[whatwg] Adding ECMAScript 5 array extras to HTMLCollection

On 8/2/10, Garrett Smith <dhtmlkitchen at gmail.com> wrote:
> On 8/2/10, Oliver Hunt <oliver at apple.com> wrote:
>>
>> On Aug 2, 2010, at 7:36 AM, And Clover wrote:
>>
>>> On 07/30/2010 06:43 AM, Oliver Hunt wrote:
>>>> all array functions defined in ES5 are "generic" in that they work
>>>> over any array-like object.
>>>
>>> They're guaranteed to work over any array-like native JavaScript object.
>>> They're *not* guaranteed to work on host objects like the various node
>>> lists.
>>
>> Uhhh, I have no idea what you're talking about -- there are no type
>> checks
>> in any of the array prototype functions, they all operate in terms of
>> property access alone, all the methods we're talking about basically
>> start
>> out like this:
>>
>
> [..]
>
> And they continue like this:
>
> "Whether the [something] function can be applied successfully to a
> host object is implementation-dependent."
>
> Where "[something]" is replaced by "slice" in this case.
>
>> Eg. "array-like" in the context of ES5 should be interpreted as "has a
>> property named 'length', the array methods will work on any type.
>>
>
> That is not true. ECMAScript has what is called "host object". A host
> is any ecmascript object that is not defined by the specification; it

Should be:
any object that is not defined by the specification.

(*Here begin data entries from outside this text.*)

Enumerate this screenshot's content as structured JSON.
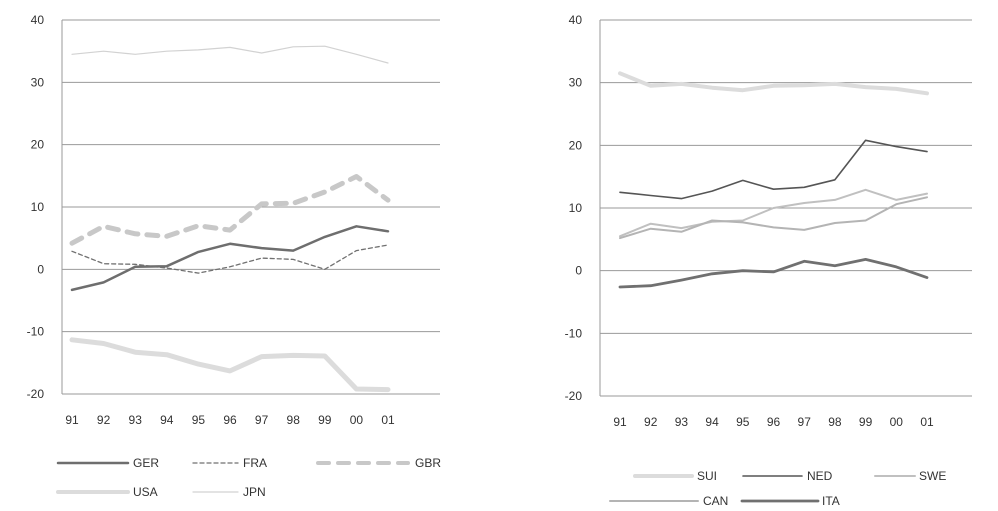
{
  "chart_data": [
    {
      "type": "line",
      "categories": [
        "91",
        "92",
        "93",
        "94",
        "95",
        "96",
        "97",
        "98",
        "99",
        "00",
        "01"
      ],
      "ylim": [
        -20,
        40
      ],
      "yticks": [
        "40",
        "30",
        "20",
        "10",
        "0",
        "-10",
        "-20"
      ],
      "grid": true,
      "legend_position": "bottom",
      "series": [
        {
          "name": "GER",
          "color": "#6e6e6e",
          "style": "solid",
          "width": 2.5,
          "values": [
            -3.3,
            -2.1,
            0.4,
            0.5,
            2.8,
            4.1,
            3.4,
            3.0,
            5.2,
            6.9,
            6.1
          ]
        },
        {
          "name": "FRA",
          "color": "#707070",
          "style": "dotted",
          "width": 1.3,
          "values": [
            2.9,
            0.9,
            0.8,
            0.2,
            -0.6,
            0.4,
            1.8,
            1.6,
            0.0,
            3.0,
            3.9
          ]
        },
        {
          "name": "GBR",
          "color": "#c8c8c8",
          "style": "dashed",
          "width": 5,
          "values": [
            4.2,
            6.9,
            5.7,
            5.3,
            7.0,
            6.3,
            10.5,
            10.6,
            12.4,
            14.9,
            11.1
          ]
        },
        {
          "name": "USA",
          "color": "#dcdcdc",
          "style": "solid",
          "width": 5,
          "values": [
            -11.3,
            -11.9,
            -13.3,
            -13.7,
            -15.2,
            -16.3,
            -14.0,
            -13.8,
            -13.9,
            -19.2,
            -19.3
          ]
        },
        {
          "name": "JPN",
          "color": "#d2d2d2",
          "style": "solid",
          "width": 1.2,
          "values": [
            34.5,
            35.0,
            34.5,
            35.0,
            35.2,
            35.6,
            34.7,
            35.7,
            35.8,
            34.5,
            33.1
          ]
        }
      ]
    },
    {
      "type": "line",
      "categories": [
        "91",
        "92",
        "93",
        "94",
        "95",
        "96",
        "97",
        "98",
        "99",
        "00",
        "01"
      ],
      "ylim": [
        -20,
        40
      ],
      "yticks": [
        "40",
        "30",
        "20",
        "10",
        "0",
        "-10",
        "-20"
      ],
      "grid": true,
      "legend_position": "bottom",
      "series": [
        {
          "name": "SUI",
          "color": "#dcdcdc",
          "style": "solid",
          "width": 4,
          "values": [
            31.5,
            29.5,
            29.8,
            29.2,
            28.8,
            29.5,
            29.6,
            29.8,
            29.3,
            29.0,
            28.3
          ]
        },
        {
          "name": "NED",
          "color": "#555555",
          "style": "solid",
          "width": 1.6,
          "values": [
            12.5,
            12.0,
            11.5,
            12.7,
            14.4,
            13.0,
            13.3,
            14.5,
            20.8,
            19.8,
            19.0
          ]
        },
        {
          "name": "SWE",
          "color": "#c0c0c0",
          "style": "solid",
          "width": 2,
          "values": [
            5.5,
            7.5,
            6.8,
            7.8,
            8.0,
            10.0,
            10.8,
            11.3,
            12.9,
            11.3,
            12.3
          ]
        },
        {
          "name": "CAN",
          "color": "#b4b4b4",
          "style": "solid",
          "width": 2,
          "values": [
            5.2,
            6.7,
            6.2,
            8.0,
            7.7,
            6.9,
            6.5,
            7.6,
            8.0,
            10.6,
            11.7
          ]
        },
        {
          "name": "ITA",
          "color": "#707070",
          "style": "solid",
          "width": 2.8,
          "values": [
            -2.6,
            -2.4,
            -1.5,
            -0.5,
            0.0,
            -0.2,
            1.5,
            0.8,
            1.8,
            0.6,
            -1.1
          ]
        }
      ]
    }
  ]
}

I also linked to the old "catchalls" proposal earlier in the thread.
That is because the host objects mentioned here have a specialized
"catchall" behavior that isn't yet defined by any specification, so
when the code has property access with an integer index, as: anObj[2]
- then it's supposed to be the same as a  call to the `item` method.
That mostly works, but isn't specified isn't completely and isn't
completely interoperable due to variance in undefined vs null.

I noticed that rather than define catchall, HTML5 copied the old DOM text:

| In the ECMAScript DOM binding, objects implementing the
| HTMLFormControlsCollection  interface must support being
| dereferenced using the square bracket notation, such that dereferencing
| with an integer index is equivalent to invoking the item() method with that
| index, and such that dereferencing with a string index is equivalent to
| invoking the namedItem() method with that index.

The problem with that is that property access doesn't do any
typechecking, and so
  obj[2]
 - is equivalent to:-
  obj["2"]

Can it be argued as to what "integer index" means? And what is a "string index"?